En thérapie, le cheval est le
médiateur vivant de la relation entre le patient et le thérapeute.
Les techniques de prise en
charge sont variées.
Elles sont à différencier des activités ou
techniques équestres. En thérapie, pas de notion de compétition, pas
d’apprentissages équestres spécifiques.
En conclusion :
La
Thérapie avec le cheval est une thérapie corporelle, au départ, qui propose des
possibilités de régression dans une dynamique évolutive de réaménagement des
fonctions psychiques et physiologiques. Ce remaniement des modalités psychiques
s’appuie sur des expériences corporelles que la thérapie avec le cheval induit
largement.
Elle
introduit petit à petit l’imaginaire et le symbolique, aboutissant à une
communication passant par la réalité.

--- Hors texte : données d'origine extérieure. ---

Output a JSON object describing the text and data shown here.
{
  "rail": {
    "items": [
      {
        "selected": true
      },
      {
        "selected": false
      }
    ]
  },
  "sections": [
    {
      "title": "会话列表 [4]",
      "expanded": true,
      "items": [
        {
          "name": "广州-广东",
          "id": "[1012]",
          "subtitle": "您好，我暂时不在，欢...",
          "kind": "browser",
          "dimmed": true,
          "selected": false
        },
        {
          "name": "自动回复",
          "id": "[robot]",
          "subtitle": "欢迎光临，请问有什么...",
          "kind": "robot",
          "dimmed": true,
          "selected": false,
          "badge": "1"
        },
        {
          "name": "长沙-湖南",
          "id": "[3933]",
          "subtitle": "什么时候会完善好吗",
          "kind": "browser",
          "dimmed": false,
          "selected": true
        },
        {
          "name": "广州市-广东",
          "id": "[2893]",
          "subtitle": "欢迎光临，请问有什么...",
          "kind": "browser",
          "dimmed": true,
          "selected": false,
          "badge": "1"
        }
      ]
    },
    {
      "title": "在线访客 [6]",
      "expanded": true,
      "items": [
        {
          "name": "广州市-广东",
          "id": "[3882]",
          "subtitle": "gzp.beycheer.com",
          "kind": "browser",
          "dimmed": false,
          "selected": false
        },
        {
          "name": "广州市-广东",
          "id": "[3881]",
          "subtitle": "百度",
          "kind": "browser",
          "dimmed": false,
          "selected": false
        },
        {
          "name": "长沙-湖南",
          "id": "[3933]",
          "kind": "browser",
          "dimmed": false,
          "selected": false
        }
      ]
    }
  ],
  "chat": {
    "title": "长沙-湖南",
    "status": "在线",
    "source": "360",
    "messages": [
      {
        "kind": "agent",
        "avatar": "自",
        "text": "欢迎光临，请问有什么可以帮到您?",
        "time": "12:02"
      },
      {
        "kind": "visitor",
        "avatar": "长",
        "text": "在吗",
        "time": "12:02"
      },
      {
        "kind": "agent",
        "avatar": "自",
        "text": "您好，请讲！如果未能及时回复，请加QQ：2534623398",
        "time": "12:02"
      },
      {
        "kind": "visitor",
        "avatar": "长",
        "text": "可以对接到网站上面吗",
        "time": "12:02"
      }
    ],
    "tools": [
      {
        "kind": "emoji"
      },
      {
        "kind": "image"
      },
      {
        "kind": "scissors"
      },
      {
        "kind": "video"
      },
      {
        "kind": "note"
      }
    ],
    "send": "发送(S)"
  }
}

Elle vise au remaniement des modalités
relationnelles, de la communication à soi, à autrui, au monde extérieur.
L’EQUITHERAPIE :
Terme générique pour toute action d’équitation à visée thérapeutique.
L’HIPPOTHERAPIE :
Terme
international qui définit la rééducation fonctionnelle avec le cheval .
Nos
amis belges l’utilisent comme un équivalent d’équithérapie.